Inland Empire Capitalizes on Migration Trends
The Riverside area’s explosive growth reflects a fundamental shift in Southern California’s housing market dynamics. The region has become a magnet for residents relocating from higher-cost areas like Los Angeles and Orange County, drawn by significantly more affordable housing options and improved transportation connections to major employment centers.
This demographic migration has created intense demand for new rental housing in previously secondary markets. Developers have responded by launching projects throughout the Inland Empire, taking advantage of lower land costs and more streamlined approval processes compared to coastal markets.
The construction boom represents a dramatic reversal for a region that was historically overshadowed by coastal development. The Inland Empire’s rise to become California’s second-most active apartment construction market signals a permanent shift in the state’s housing development patterns.
Los Angeles Remains Regional Anchor
Despite the Inland Empire’s surge, Los Angeles continues to dominate Southern California’s apartment construction market. With 12,558 units under development, the sprawling metro area maintains its role as the region’s primary housing producer.
The city of Los Angeles proper is contributing 4,177 apartments to this total, demonstrating continued strong development activity in the urban core. This concentration of construction in the central city reflects ongoing efforts to increase density and address housing shortages in high-demand areas.
Los Angeles County’s continued construction leadership underscores the persistent demand for housing in the region’s economic center, even as development costs and regulatory challenges have made building increasingly difficult in many coastal areas.
San Diego Completes Regional Picture
The San Diego metro area rounds out Southern California’s major construction markets with 4,690 units anticipated by year-end. While not matching the explosive growth seen in the Inland Empire or the sheer volume of Los Angeles, San Diego’s development activity reflects steady demand in one of California’s most desirable coastal markets.
San Diego’s apartment construction has benefited from the region’s diverse economy and continued population growth, though development faces similar cost pressures and regulatory challenges common throughout Southern California’s coastal areas.
Statewide Context and Market Implications
Southern California’s construction activity represents a significant portion of California’s overall apartment development. The state is expected to deliver 40,110 units by year’s end, representing 8 percent of the approximately 506,000 units projected across the United States in 2025.
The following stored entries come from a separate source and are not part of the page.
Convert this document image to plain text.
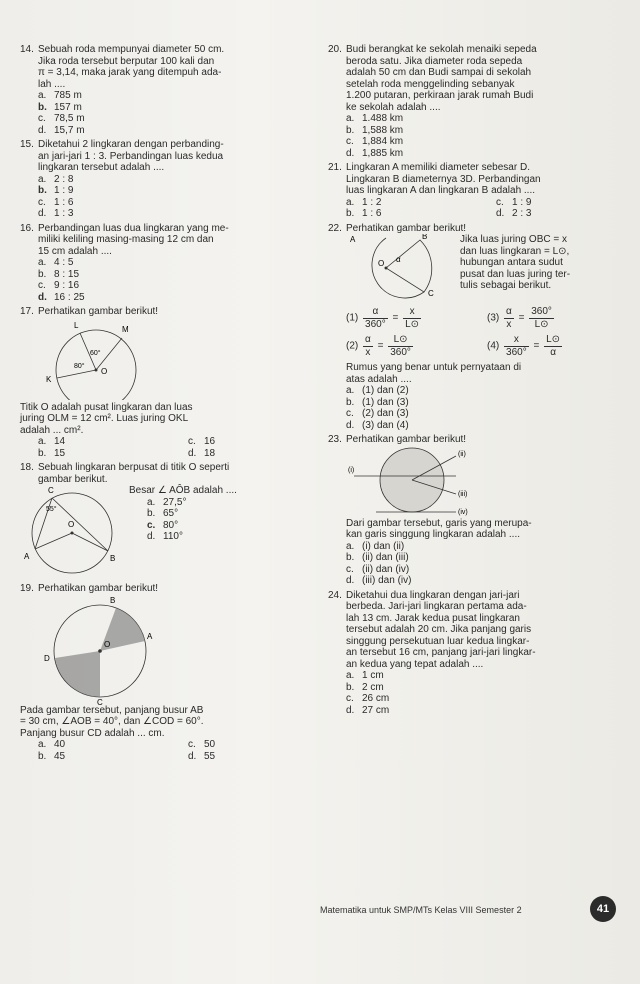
14. Sebuah roda mempunyai diameter 50 cm.
Jika roda tersebut berputar 100 kali dan
π = 3,14, maka jarak yang ditempuh ada-
lah ....
a. 785 m
b. 157 m
c. 78,5 m
d. 15,7 m
15. Diketahui 2 lingkaran dengan perbanding-
an jari-jari 1 : 3. Perbandingan luas kedua
lingkaran tersebut adalah ....
a. 2 : 8
b. 1 : 9
c. 1 : 6
d. 1 : 3
16. Perbandingan luas dua lingkaran yang me-
miliki keliling masing-masing 12 cm dan
15 cm adalah ....
a. 4 : 5
b. 8 : 15
c. 9 : 16
d. 16 : 25
17. Perhatikan gambar berikut!
L	M
K
O
60°
80°
Titik O adalah pusat lingkaran dan luas
juring OLM = 12 cm². Luas juring OKL
adalah ... cm².
a. 14	c. 16
b. 15	d. 18
18. Sebuah lingkaran berpusat di titik O seperti
gambar berikut.
C
O
A	B
55°
Besar ∠ AÔB adalah ....
a. 27,5°
b. 65°
c. 80°
d. 110°
19. Perhatikan gambar berikut!
B
A
D
C
O
Pada gambar tersebut, panjang busur AB
= 30 cm, ∠AOB = 40°, dan ∠COD = 60°.
Panjang busur CD adalah ... cm.
a. 40	c. 50
b. 45	d. 55
20. Budi berangkat ke sekolah menaiki sepeda
beroda satu. Jika diameter roda sepeda
adalah 50 cm dan Budi sampai di sekolah
setelah roda menggelinding sebanyak
1.200 putaran, perkiraan jarak rumah Budi
ke sekolah adalah ....
a. 1.488 km
b. 1,588 km
c. 1,884 km
d. 1,885 km
21. Lingkaran A memiliki diameter sebesar D.
Lingkaran B diameternya 3D. Perbandingan
luas lingkaran A dan lingkaran B adalah ....
a. 1 : 2	c. 1 : 9
b. 1 : 6	d. 2 : 3
22. Perhatikan gambar berikut!
A	B
C
O α
Jika luas juring OBC = x
dan luas lingkaran = L⊙,
hubungan antara sudut
pusat dan luas juring ter-
tulis sebagai berikut.
$(1) \frac{\alpha}{360^\circ} = \frac{x}{L⊙}$	$(3) \frac{\alpha}{x} = \frac{360^\circ}{L⊙}$
$(2) \frac{\alpha}{x} = \frac{L⊙}{360^\circ}$	$(4) \frac{x}{360^\circ} = \frac{L⊙}{\alpha}$
Rumus yang benar untuk pernyataan di
atas adalah ....
a. (1) dan (2)
b. (1) dan (3)
c. (2) dan (3)
d. (3) dan (4)
23. Perhatikan gambar berikut!
(ii)
(i)
(iii)
(iv)
Dari gambar tersebut, garis yang merupa-
kan garis singgung lingkaran adalah ....
a. (i) dan (ii)
b. (ii) dan (iii)
c. (ii) dan (iv)
d. (iii) dan (iv)
24. Diketahui dua lingkaran dengan jari-jari
berbeda. Jari-jari lingkaran pertama ada-
lah 13 cm. Jarak kedua pusat lingkaran
tersebut adalah 20 cm. Jika panjang garis
singgung persekutuan luar kedua lingkar-
an tersebut 16 cm, panjang jari-jari lingkar-
an kedua yang tepat adalah ....
a. 1 cm
b. 2 cm
c. 26 cm
d. 27 cm
Matematika untuk SMP/MTs Kelas VIII Semester 2	41
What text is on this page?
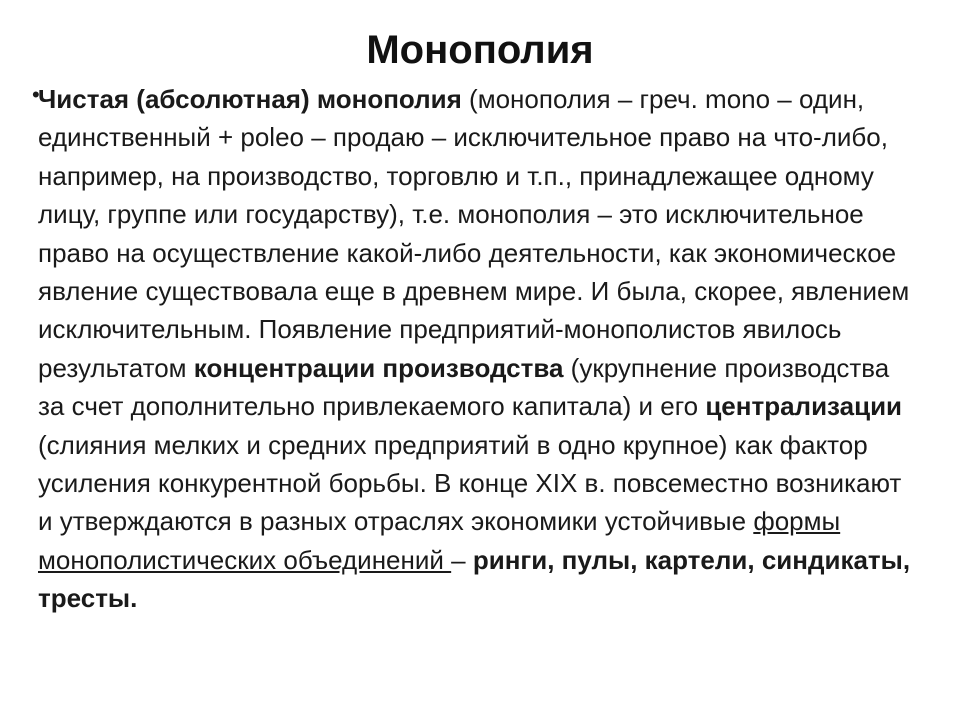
Монополия
•

Чистая (абсолютная) монополия (монополия – греч. mono – один, единственный + poleo – продаю – исключительное право на что-либо, например, на производство, торговлю и т.п., принадлежащее одному лицу, группе или государству), т.е. монополия – это исключительное право на осуществление какой-либо деятельности, как экономическое явление существовала еще в древнем мире. И была, скорее, явлением исключительным. Появление предприятий-монополистов явилось результатом концентрации производства (укрупнение производства за счет дополнительно привлекаемого капитала) и его централизации (слияния мелких и средних предприятий в одно крупное) как фактор усиления конкурентной борьбы. В конце XIX в. повсеместно возникают и утверждаются в разных отраслях экономики устойчивые формы монополистических объединений – ринги, пулы, картели, синдикаты, тресты.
The shift toward inland development has important implications for Southern California’s future growth patterns. As housing becomes increasingly concentrated in areas like the Inland Empire, transportation infrastructure and job distribution may need to adapt to serve these emerging population centers.
For renters, the construction boom in inland areas offers new opportunities for affordable housing, though it often comes with longer commutes to coastal job centers. The trend suggests that Southern California’s traditional coastal-centric development model is evolving toward a more distributed pattern that could reshape the region’s economic geography.